CATANIA – «Non si può mettere in mezzo una Istituzione così importante per l’Italia per una vicenda che presto sarà chiarita grazie all’intervento della magistratura». Lo ha detto all’ANSA Irene Pivetti, indagata per l’importazione dalla Cina di mascherine che non sarebbero a norma, a proposito dell’acquisizione di documenti da parte della Gdf nella sede della Protezione civile, tra i destinatari dei dispositivi. «Blocco dei conti della Only Italia Logistics? Lo apprendo da lei. Ancora non mi è stato notificato niente», aggiunge.

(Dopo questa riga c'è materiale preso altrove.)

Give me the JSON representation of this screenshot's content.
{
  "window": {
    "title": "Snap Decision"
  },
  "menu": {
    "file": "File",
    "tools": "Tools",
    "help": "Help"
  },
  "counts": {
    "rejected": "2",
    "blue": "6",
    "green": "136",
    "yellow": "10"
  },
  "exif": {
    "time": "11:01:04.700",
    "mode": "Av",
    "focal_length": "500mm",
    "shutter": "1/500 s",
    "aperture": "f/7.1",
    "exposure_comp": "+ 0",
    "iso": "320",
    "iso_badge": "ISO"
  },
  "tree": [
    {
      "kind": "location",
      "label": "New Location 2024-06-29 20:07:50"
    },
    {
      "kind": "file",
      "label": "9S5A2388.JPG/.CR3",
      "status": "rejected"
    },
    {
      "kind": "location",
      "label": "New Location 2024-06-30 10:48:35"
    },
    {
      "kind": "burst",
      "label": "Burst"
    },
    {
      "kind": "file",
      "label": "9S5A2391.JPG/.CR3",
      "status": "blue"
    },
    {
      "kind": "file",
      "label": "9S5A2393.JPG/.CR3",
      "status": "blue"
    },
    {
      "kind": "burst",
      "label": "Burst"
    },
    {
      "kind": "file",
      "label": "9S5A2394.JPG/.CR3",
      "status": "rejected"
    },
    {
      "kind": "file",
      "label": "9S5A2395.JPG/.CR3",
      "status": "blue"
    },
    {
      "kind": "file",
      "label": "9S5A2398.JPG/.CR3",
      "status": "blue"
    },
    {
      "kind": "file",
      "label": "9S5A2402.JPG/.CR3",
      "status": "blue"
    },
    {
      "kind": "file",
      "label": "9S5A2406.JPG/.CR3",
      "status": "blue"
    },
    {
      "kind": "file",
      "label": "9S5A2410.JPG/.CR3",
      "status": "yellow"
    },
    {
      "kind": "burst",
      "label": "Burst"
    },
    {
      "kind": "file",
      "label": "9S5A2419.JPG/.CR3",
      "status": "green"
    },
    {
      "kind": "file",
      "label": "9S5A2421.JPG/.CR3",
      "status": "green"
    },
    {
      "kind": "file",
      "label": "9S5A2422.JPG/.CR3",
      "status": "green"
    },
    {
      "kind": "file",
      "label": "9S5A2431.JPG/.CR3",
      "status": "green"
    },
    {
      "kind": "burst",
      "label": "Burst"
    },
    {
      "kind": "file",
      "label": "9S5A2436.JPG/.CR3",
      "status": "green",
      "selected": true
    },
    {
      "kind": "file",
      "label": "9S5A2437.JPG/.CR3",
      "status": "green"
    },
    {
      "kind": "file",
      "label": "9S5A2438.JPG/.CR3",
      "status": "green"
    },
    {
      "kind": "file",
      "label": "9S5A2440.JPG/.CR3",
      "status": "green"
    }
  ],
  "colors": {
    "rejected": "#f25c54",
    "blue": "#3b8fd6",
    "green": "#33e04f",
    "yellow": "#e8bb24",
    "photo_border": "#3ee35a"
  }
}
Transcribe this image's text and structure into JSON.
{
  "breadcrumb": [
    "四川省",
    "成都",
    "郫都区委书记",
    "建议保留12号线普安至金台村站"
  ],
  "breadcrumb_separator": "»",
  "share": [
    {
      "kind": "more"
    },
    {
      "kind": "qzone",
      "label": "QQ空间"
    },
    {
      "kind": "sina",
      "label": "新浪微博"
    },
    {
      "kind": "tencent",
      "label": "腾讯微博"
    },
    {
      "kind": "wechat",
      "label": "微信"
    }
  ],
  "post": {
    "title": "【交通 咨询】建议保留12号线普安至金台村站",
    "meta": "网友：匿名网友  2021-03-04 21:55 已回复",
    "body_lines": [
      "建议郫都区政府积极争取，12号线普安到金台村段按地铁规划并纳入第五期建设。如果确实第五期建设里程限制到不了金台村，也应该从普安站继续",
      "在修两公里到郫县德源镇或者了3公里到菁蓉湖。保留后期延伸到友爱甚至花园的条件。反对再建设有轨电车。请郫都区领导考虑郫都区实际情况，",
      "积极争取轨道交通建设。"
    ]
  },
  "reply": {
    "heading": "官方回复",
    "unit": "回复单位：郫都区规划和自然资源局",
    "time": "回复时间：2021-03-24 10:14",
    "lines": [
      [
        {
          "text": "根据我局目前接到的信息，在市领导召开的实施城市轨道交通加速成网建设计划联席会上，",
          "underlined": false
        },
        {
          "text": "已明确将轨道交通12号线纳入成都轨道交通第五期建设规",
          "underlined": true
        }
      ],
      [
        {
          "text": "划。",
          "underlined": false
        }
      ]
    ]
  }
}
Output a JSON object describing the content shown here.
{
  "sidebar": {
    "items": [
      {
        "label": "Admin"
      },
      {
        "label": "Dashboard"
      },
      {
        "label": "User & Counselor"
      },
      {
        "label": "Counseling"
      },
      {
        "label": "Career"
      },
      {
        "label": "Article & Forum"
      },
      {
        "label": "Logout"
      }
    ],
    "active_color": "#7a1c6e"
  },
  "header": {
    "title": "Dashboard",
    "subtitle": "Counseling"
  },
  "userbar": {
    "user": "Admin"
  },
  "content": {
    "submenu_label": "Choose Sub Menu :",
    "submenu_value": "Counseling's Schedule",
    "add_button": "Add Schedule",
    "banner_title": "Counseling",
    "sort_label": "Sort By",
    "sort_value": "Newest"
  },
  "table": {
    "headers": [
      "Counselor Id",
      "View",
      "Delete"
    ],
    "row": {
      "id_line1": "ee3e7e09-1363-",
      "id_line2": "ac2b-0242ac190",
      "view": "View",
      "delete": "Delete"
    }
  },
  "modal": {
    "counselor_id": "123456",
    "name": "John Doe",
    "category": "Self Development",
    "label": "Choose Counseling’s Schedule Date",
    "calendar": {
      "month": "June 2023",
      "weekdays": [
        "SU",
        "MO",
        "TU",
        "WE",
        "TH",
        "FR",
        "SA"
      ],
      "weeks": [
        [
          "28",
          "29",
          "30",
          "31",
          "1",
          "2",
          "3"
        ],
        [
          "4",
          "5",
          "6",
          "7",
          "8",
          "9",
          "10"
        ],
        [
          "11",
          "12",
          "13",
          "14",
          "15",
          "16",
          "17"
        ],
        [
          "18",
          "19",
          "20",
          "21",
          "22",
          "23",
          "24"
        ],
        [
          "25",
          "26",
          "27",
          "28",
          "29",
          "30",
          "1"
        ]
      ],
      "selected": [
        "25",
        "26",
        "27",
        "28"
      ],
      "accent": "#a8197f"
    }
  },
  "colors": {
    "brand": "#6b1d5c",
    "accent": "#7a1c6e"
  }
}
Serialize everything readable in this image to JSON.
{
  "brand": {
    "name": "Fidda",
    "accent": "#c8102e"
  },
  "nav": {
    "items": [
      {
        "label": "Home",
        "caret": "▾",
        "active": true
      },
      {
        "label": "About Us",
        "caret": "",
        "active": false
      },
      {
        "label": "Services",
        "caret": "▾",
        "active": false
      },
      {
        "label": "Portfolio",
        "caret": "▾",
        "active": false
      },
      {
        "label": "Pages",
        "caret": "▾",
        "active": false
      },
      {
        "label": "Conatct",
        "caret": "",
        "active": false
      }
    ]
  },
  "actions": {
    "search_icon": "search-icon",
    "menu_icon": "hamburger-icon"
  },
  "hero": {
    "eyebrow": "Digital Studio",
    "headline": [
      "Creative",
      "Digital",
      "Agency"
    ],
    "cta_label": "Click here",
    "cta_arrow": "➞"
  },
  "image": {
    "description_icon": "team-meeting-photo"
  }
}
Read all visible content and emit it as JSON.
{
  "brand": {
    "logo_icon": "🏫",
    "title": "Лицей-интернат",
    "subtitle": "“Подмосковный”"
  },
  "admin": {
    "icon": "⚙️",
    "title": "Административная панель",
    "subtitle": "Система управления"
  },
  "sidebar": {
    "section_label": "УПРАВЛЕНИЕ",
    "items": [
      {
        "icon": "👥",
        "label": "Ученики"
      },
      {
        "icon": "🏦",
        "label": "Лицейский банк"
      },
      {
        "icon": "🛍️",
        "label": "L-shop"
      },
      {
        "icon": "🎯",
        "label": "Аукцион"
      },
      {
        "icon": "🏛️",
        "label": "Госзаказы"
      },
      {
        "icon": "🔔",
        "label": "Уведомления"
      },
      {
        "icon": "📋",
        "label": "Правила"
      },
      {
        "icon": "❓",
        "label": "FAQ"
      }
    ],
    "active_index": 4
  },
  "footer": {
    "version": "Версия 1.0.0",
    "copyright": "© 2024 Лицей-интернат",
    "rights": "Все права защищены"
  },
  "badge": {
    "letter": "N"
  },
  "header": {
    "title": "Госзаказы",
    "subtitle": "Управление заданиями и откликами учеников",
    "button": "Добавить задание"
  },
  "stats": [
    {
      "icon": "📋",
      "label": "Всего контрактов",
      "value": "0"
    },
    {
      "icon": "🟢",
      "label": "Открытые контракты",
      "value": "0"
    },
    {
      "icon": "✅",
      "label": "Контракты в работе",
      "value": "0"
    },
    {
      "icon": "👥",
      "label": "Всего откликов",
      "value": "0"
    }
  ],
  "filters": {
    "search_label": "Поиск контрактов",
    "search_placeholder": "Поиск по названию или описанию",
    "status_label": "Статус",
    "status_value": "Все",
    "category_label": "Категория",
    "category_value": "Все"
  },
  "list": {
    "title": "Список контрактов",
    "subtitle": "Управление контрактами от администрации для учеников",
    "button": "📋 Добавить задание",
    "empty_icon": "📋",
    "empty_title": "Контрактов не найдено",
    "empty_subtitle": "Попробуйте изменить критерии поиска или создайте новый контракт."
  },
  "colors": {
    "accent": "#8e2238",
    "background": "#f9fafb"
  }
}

Raggiunta al telefono l’ex presidente della Camera sottolinea che “ben vengano le indagini” delle Procure, perché, spiega, «serviranno a stabilire la verità, mettendo fine alla cagnara sollevata, a un ‘can can’ che imploderà su se stesso». Ribadisce di «essere una persona seria, alla guida di un’azienda seria», che ha milioni di mascherine ferme in Cina che venderà «in altri Paesi, visto le richieste che ho e che in Italia non le fanno arrivare». Secondo Irene Pivetti in questa vicenda ci «sono problemi di burocrazia mal raccontata» che «fanno del male all’Italia». Ma lei si dice «tranquilla perché ho agito nel pieno rispetto della legge». E contesta le affermazioni di chi dice che le «sue” mascherine sono «false» e auspica che «si possa ristabilire al più presto una visione equilibrata» della vicenda che «coinvolge persone che si sono spese e si stanno spendendo per l’Italia».
«Se dovesse essere ‘invalido o falsò il certificato emesso dalla società polacca che attesta la conformità delle mascherine è chiaro e evidente che io e la società saremmo parte lesa nell’inchiesta». Nel decreto di perquisizione eseguito dalla guardia di finanza su disposizione della Procura di Siracusa si sottolinea che i dispositivi erano “accompagnati da una certificazione di conformità di un ‘organismo notificatò polacco, la Icr Polska, ma da una ricerca effettuata sul date base pubblico della società il codice relativo al certificato in questione è risultato disconosciuto perché ‘invalido o falsò».